Philadelphia faces an unprecedented crisis, a time bomb ticking away in our schools. After years of deferred maintenance in aging buildings, our children and school workers are being exposed to dangerous toxins like mold, lead, asbestos, and animal droppings. Without serious funding and strict oversight, these problems will only get worse. It is not an exaggeration to say we are sending Philadelphia children to school to be poisoned.

Last week, while stories of children with lead poisoning filled the front page of the Inquirer, the School District went before City Council and stated, to our dismay, that our school budget is fine for the next two years — and Council readily jumped at the opportunity to kick the can down the road. Both the School District and Council are ignoring that our school budget does not come close to funding the schools our children deserve. The budget does not call for robust investments to begin to undo the damage of years of austerity and completely sidesteps the issue of toxic schools.

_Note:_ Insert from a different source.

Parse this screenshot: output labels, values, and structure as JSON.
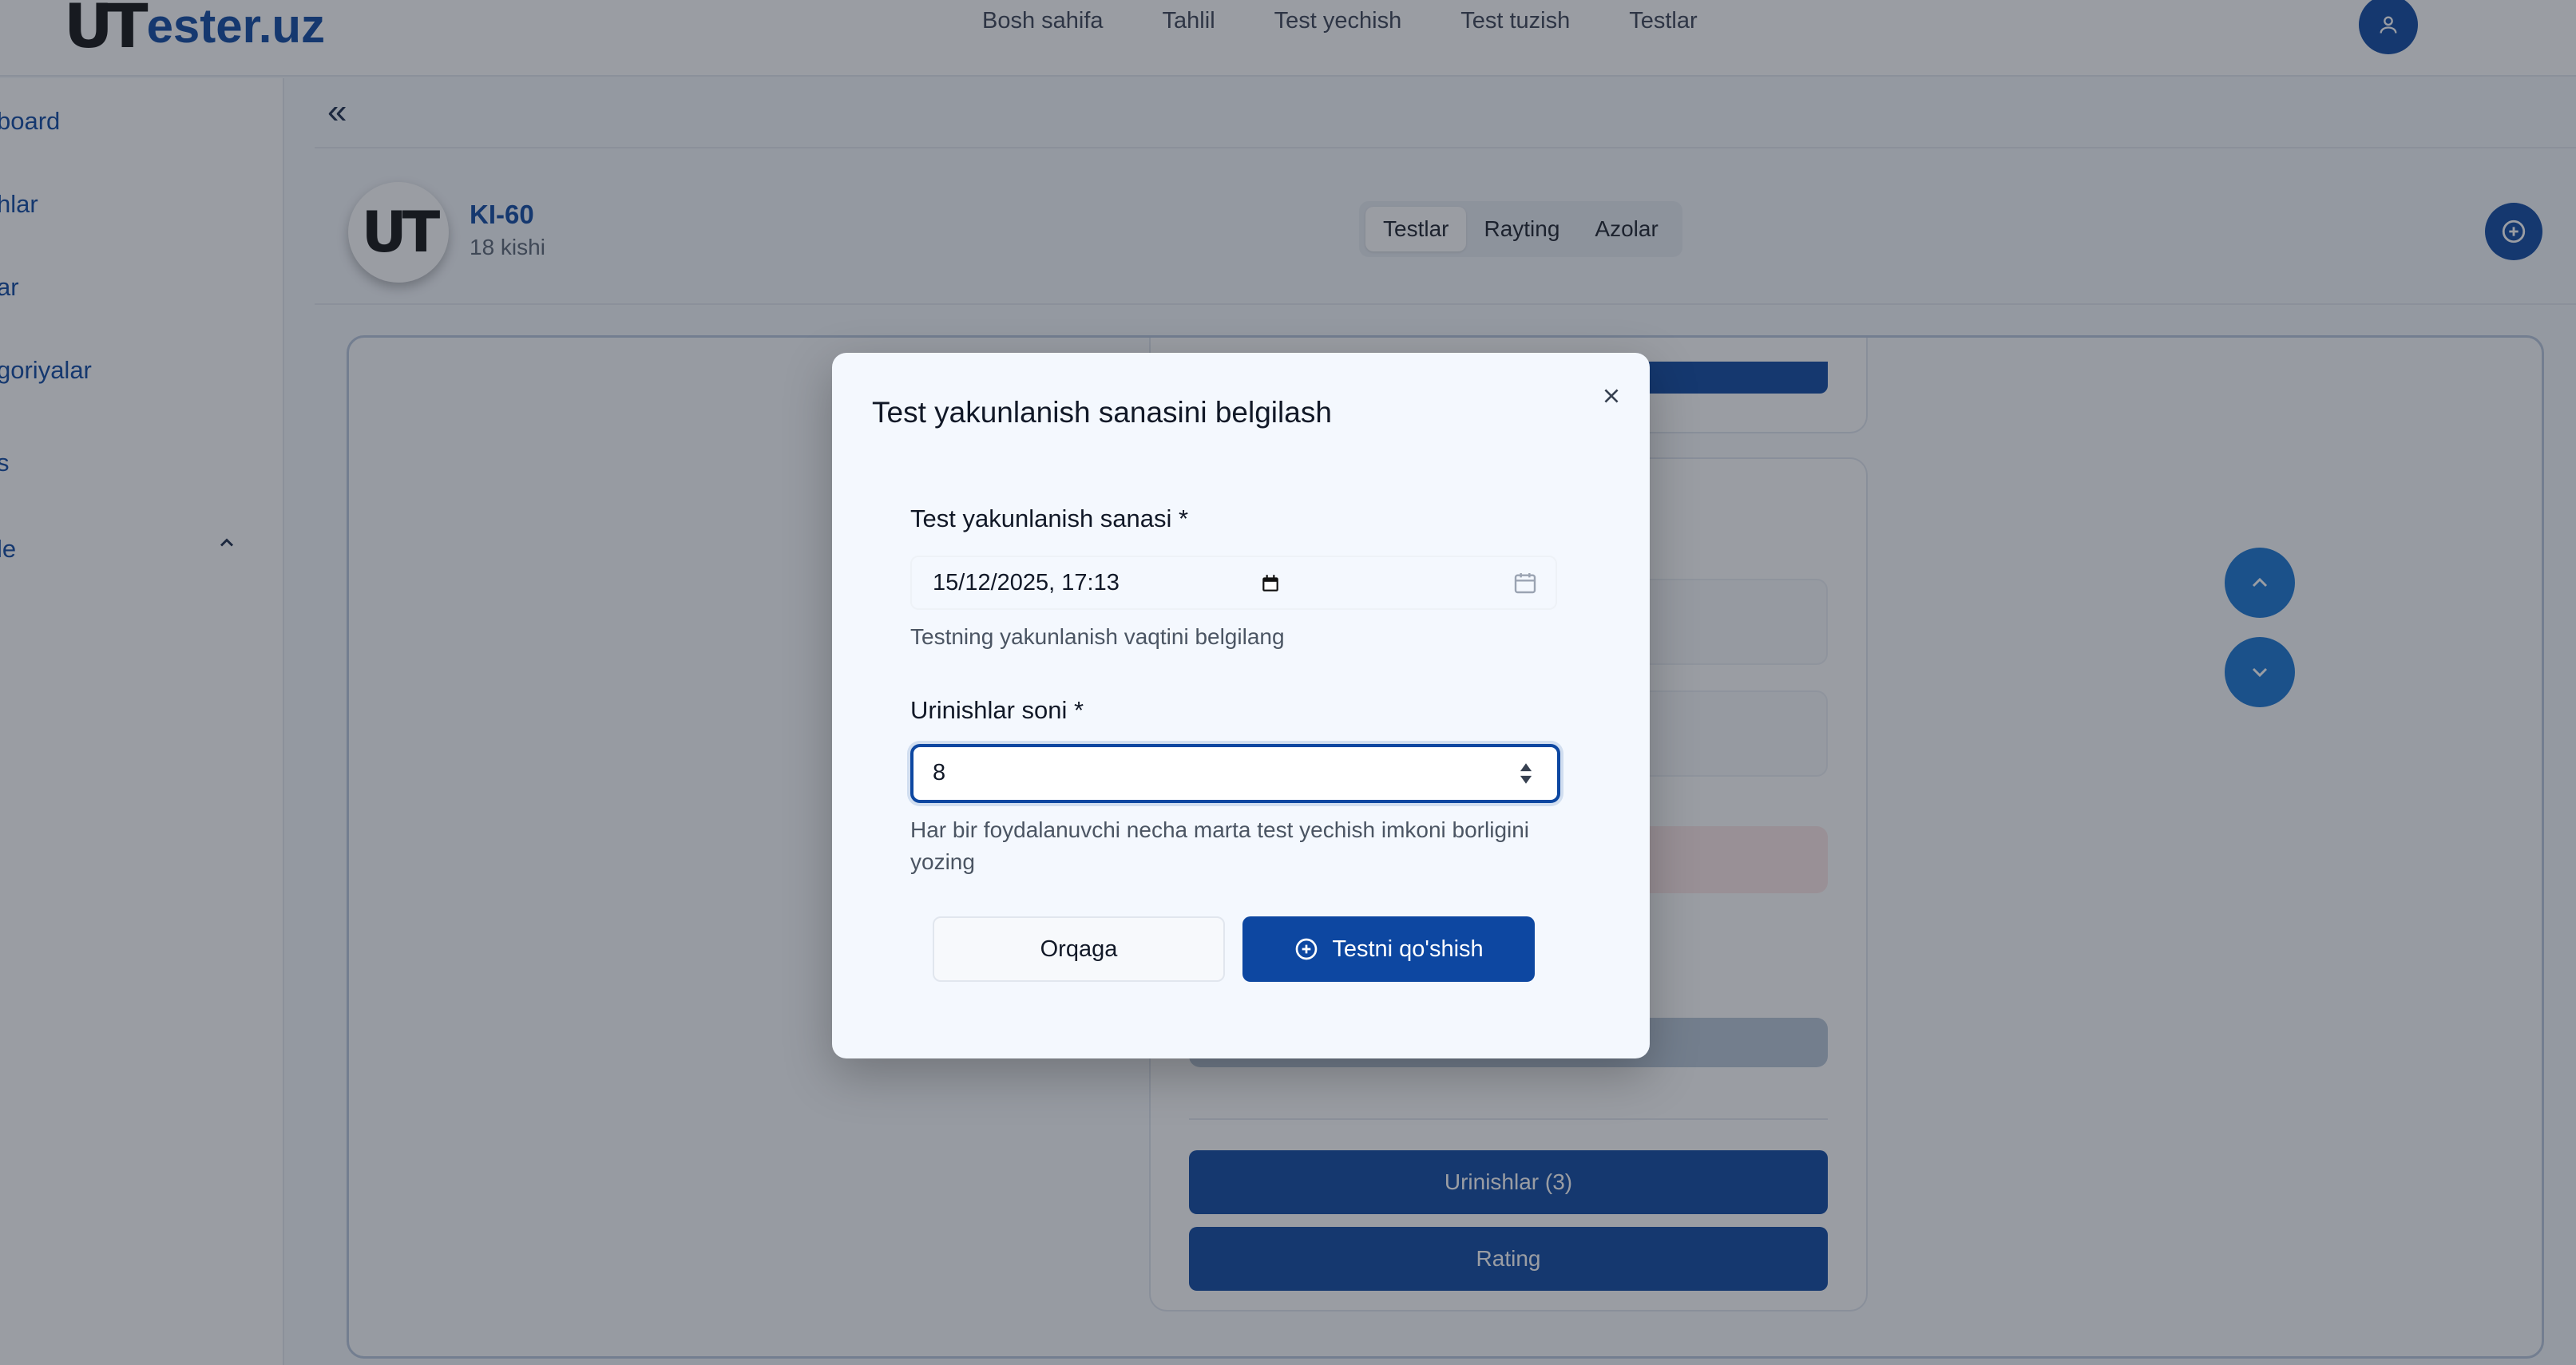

Council members have rightfully raised concerns about the impact of raising property taxes on working-class residents, especially since assessments have risen sharply. Our City Our Schools shares this concern. Increasing property taxes only contributes to the displacement of black, brown and poor Philadelphians. That's why our coalition of parents, educators, and students has put forward a series of revenue measures and other proposals that would force corporations, developers, and universities to pay their fair share. The Our City Our Schools plan would bring in over $300 million per year to our schools and can be acted on immediately by the mayor and Council.

The ideas in the Our City Our Schools plan are simple. Council could begin by repealing the 10-year tax abatement — because there is no reason why our city should be subsidizing luxury condominium developers while our children attempt to learn in buildings that make them sick. How can we justify tax breaks for Comcast, a company that makes billions in profits, when children get respiratory problems and lead poisoning? Why aren't Kenney and Council beating down the doors of the University of Pennsylvania, an institution with an endowment larger than the GDPs of dozens of countries, to demand it pay up? Why isn't our city figuring out creative ways to finance school building renovations, like creating a  public bank? And since the School District has sought to minimize the problem of our decrepit schools, while we look to create new revenue, we also need a plan for transparent and rigorous oversight. Thankfully the Philadelphia Healthy Schools Initiative has established a transparent plan for how money for fixing our buildings should be spent.

Equitably funded, safe, quality schools are the key to the future of this city. We must turn the page on what has increasingly become a "Tale of Two Cities," one that is white, rich, and protected by our political leaders, and the other that is black, brown, desperately poor and deliberately left behind. Council and the mayor need to step up to lead — and if they do not have the courage to lead, then it is time to turn the page on our mayor and City Council, and find new leaders that have the will to fight for all Philadelphians.

Antione Little is the chair of the Our City Our Schools coalition, a steering committee member of 215 People's Alliance, and a parent of six Philadelphia schoolchildren. Katrina Clark is a member of the Philadelphia Federation of Teachers' Caucus of Working Educators and a teacher at the Workshop School.